UUID Generator
Generate cryptographically random UUIDs (v4) in your browser. Bulk-generate, copy one, or copy all. Nothing leaves your device.
crypto.randomUUID() — RFC 4122 version 4, cryptographically random, 122 bits of entropy each.Use this free UUID generator to create cryptographically random version-4 UUIDs in your browser. Generate one at a time or up to a hundred in bulk, choose your preferred format, and copy with a click.
How to use it
No account, no upload — it all happens on your device.
UUID versions, in plain terms
There are several formats — here's when each makes sense.

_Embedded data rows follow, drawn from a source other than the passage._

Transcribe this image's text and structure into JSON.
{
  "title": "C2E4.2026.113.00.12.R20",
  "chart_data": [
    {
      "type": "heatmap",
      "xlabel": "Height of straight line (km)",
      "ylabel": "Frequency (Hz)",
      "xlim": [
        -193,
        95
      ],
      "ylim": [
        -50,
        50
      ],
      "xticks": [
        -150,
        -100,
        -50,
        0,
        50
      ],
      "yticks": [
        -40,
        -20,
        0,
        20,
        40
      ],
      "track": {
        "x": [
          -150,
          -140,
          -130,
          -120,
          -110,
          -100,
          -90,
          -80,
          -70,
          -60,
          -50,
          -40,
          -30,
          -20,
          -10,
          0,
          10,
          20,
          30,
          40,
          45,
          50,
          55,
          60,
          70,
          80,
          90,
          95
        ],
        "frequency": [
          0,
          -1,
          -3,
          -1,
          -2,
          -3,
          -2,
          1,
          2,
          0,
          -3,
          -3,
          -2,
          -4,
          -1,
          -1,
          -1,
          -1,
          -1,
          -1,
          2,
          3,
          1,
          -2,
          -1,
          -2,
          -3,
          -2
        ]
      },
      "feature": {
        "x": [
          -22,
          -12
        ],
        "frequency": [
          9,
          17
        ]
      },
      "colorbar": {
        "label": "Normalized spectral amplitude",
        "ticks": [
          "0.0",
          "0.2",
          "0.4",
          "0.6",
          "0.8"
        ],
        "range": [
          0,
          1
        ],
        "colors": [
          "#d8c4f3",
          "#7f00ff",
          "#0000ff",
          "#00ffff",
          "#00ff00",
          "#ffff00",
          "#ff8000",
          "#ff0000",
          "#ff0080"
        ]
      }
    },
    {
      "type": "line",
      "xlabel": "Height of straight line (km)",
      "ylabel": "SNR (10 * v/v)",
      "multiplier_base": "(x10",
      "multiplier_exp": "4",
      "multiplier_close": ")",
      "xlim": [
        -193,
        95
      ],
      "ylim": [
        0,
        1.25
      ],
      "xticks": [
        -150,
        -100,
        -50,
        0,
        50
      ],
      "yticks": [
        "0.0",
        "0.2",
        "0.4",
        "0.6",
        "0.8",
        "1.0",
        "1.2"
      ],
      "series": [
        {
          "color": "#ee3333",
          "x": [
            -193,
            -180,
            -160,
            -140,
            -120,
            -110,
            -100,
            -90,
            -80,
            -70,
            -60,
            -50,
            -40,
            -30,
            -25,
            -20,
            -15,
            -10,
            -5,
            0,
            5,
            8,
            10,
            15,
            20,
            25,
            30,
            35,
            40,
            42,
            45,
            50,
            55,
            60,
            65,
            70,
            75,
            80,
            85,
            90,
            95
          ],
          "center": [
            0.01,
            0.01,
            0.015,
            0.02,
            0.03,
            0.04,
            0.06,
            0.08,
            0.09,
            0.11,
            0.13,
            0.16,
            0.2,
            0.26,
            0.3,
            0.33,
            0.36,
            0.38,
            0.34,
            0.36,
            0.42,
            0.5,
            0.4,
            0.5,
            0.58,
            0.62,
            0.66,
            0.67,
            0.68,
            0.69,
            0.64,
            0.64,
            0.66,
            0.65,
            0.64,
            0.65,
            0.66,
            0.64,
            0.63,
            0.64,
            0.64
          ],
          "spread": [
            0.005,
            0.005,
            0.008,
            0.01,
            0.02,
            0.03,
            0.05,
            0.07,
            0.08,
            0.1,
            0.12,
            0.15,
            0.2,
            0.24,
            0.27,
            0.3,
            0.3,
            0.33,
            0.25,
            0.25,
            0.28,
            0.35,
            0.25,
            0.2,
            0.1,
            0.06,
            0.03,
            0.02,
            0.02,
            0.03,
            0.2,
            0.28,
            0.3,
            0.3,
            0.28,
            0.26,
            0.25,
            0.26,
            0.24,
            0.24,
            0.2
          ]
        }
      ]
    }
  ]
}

| Version | How it's made | Use for |
|---|---|---|
| v1 | MAC address + timestamp | Legacy systems. Leaks creation time and machine identity. |
| v3 | MD5 hash of a name in a namespace | Reproducible IDs (same input → same UUID). Rare. |
| v4 | 122 random bits | Default. What this tool generates. Use unless you need ordering. |
| v5 | SHA-1 hash of a name in a namespace | Like v3 but with a stronger hash. Still niche. |
| v7 | Timestamp prefix + random tail | Modern choice when you want database-friendly ordering and uniqueness. Newer; not all libraries support it yet. |
For 99% of use cases — primary keys, request IDs, idempotency tokens, file names — UUID v4 is the right answer.
Where UUIDs work and where they don't
Strengths and trade-offs.
- Great for distributed systems. Two services generating UUIDs at the same time will not collide. No coordination needed.

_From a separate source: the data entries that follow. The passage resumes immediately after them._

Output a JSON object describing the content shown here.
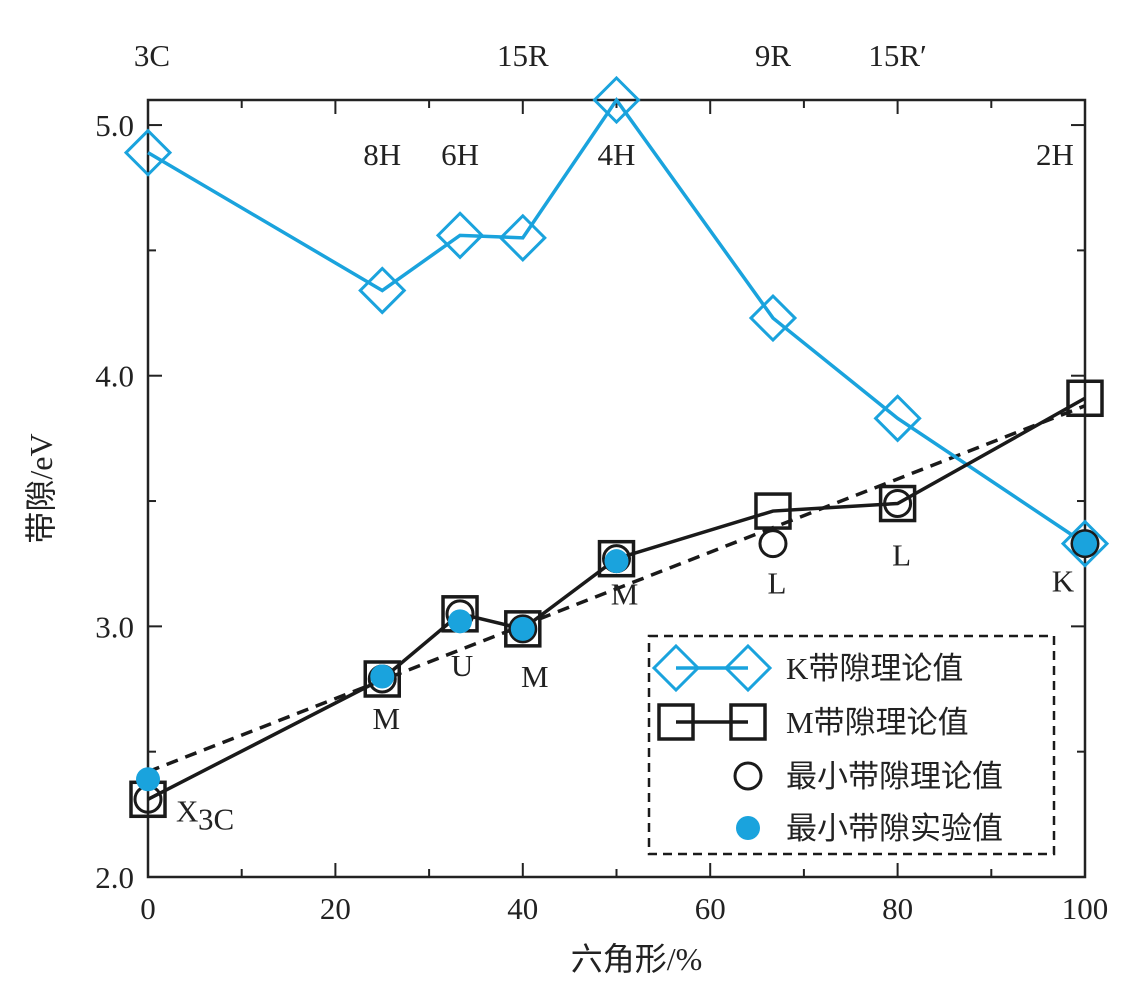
{
  "chart_data": {
    "type": "line",
    "xlabel": "六角形/%",
    "ylabel": "带隙/eV",
    "xlim": [
      0,
      100
    ],
    "ylim": [
      2.0,
      5.1
    ],
    "x_ticks": [
      0,
      20,
      40,
      60,
      80,
      100
    ],
    "x_tick_labels": [
      "0",
      "20",
      "40",
      "60",
      "80",
      "100"
    ],
    "y_ticks": [
      2.0,
      3.0,
      4.0,
      5.0
    ],
    "y_tick_labels": [
      "2.0",
      "3.0",
      "4.0",
      "5.0"
    ],
    "polytypes_top": [
      {
        "label": "3C",
        "x": 0
      },
      {
        "label": "15R",
        "x": 40
      },
      {
        "label": "9R",
        "x": 66.7
      },
      {
        "label": "15R′",
        "x": 80
      }
    ],
    "polytypes_inner": [
      {
        "label": "8H",
        "x": 25
      },
      {
        "label": "6H",
        "x": 33.3
      },
      {
        "label": "4H",
        "x": 50
      },
      {
        "label": "2H",
        "x": 100
      }
    ],
    "series": [
      {
        "name": "K带隙理论值",
        "color": "#1aa3dd",
        "marker": "diamond",
        "x": [
          0,
          25,
          33.3,
          40,
          50,
          66.7,
          80,
          100
        ],
        "y": [
          4.89,
          4.34,
          4.56,
          4.55,
          5.1,
          4.23,
          3.83,
          3.33
        ]
      },
      {
        "name": "M带隙理论值",
        "color": "#1a1a1a",
        "marker": "square",
        "x": [
          0,
          25,
          33.3,
          40,
          50,
          66.7,
          80,
          100
        ],
        "y": [
          2.31,
          2.79,
          3.05,
          2.99,
          3.27,
          3.46,
          3.49,
          3.91
        ]
      },
      {
        "name": "最小带隙理论值",
        "color": "#1a1a1a",
        "marker": "open-circle",
        "x": [
          0,
          25,
          33.3,
          40,
          50,
          66.7,
          80,
          100
        ],
        "y": [
          2.31,
          2.79,
          3.05,
          2.99,
          3.27,
          3.33,
          3.49,
          3.33
        ]
      },
      {
        "name": "最小带隙实验值",
        "color": "#1aa3dd",
        "marker": "filled-circle",
        "x": [
          0,
          25,
          33.3,
          40,
          50,
          100
        ],
        "y": [
          2.39,
          2.8,
          3.02,
          2.99,
          3.26,
          3.33
        ]
      }
    ],
    "trend_line": {
      "style": "dashed",
      "x": [
        0,
        100
      ],
      "y": [
        2.42,
        3.88
      ]
    },
    "point_labels": [
      {
        "text": "X",
        "sub": "3C",
        "x": 0,
        "y": 2.31
      },
      {
        "text": "M",
        "x": 25,
        "y": 2.79
      },
      {
        "text": "U",
        "x": 33.3,
        "y": 3.05
      },
      {
        "text": "M",
        "x": 40,
        "y": 2.99
      },
      {
        "text": "M",
        "x": 50,
        "y": 3.27
      },
      {
        "text": "L",
        "x": 66.7,
        "y": 3.33
      },
      {
        "text": "L",
        "x": 80,
        "y": 3.49
      },
      {
        "text": "K",
        "x": 100,
        "y": 3.33
      }
    ],
    "legend": {
      "position": "bottom-right",
      "entries": [
        "K带隙理论值",
        "M带隙理论值",
        "最小带隙理论值",
        "最小带隙实验值"
      ]
    }
  }
}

- Great for idempotency. Client generates a UUID for each request; the server uses it as a dedup key so retries are safe.

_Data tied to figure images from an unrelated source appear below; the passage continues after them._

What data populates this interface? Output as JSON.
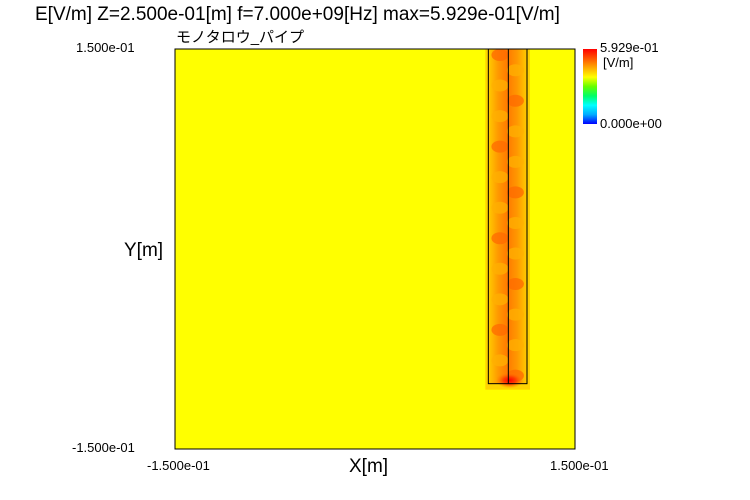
{
  "chart_data": {
    "type": "heatmap",
    "title": "E[V/m] Z=2.500e-01[m] f=7.000e+09[Hz] max=5.929e-01[V/m]",
    "subtitle": "モノタロウ_パイプ",
    "xlabel": "X[m]",
    "ylabel": "Y[m]",
    "xlim": [
      -0.15,
      0.15
    ],
    "ylim": [
      -0.15,
      0.15
    ],
    "x_tick_labels": [
      "-1.500e-01",
      "1.500e-01"
    ],
    "y_tick_labels": [
      "1.500e-01",
      "-1.500e-01"
    ],
    "colorbar": {
      "max_label": "5.929e-01",
      "unit_label": "[V/m]",
      "min_label": "0.000e+00",
      "min": 0.0,
      "max": 0.5929,
      "colors": [
        "#0000ff",
        "#00aaff",
        "#00ffff",
        "#00ff66",
        "#66ff00",
        "#ffff00",
        "#ffaa00",
        "#ff5500",
        "#ff0000"
      ]
    },
    "background_value": 0.37,
    "pipe": {
      "x_range": [
        0.085,
        0.114
      ],
      "y_range": [
        -0.101,
        0.15
      ],
      "center_x": 0.1,
      "hot_spot": {
        "x": 0.101,
        "y": -0.1,
        "value": 0.5929
      }
    }
  }
}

- Bad as primary keys in big tables. Random UUIDs scatter writes across the B-tree, slowing inserts. Solutions: ULID, UUID v7, or a sequential ID + a separate UUID column.
- Not great for URLs you read aloud. 36 characters is too long to dictate. For human-facing identifiers, use a short slug.
- Don't leak them. They look opaque, but v1 UUIDs encode the MAC and timestamp of the issuing machine. v4 has no such leak; this tool generates only v4.
Collision math, for the curious
122 random bits means 2¹²² possible UUIDs ≈ 5.3 × 10³⁶. To hit a 50% chance of a duplicate, you'd need to generate about 2.7 × 10¹⁸ of them — roughly one for every grain of sand on Earth. For practical applications, treat collisions as impossible and don't bother checking.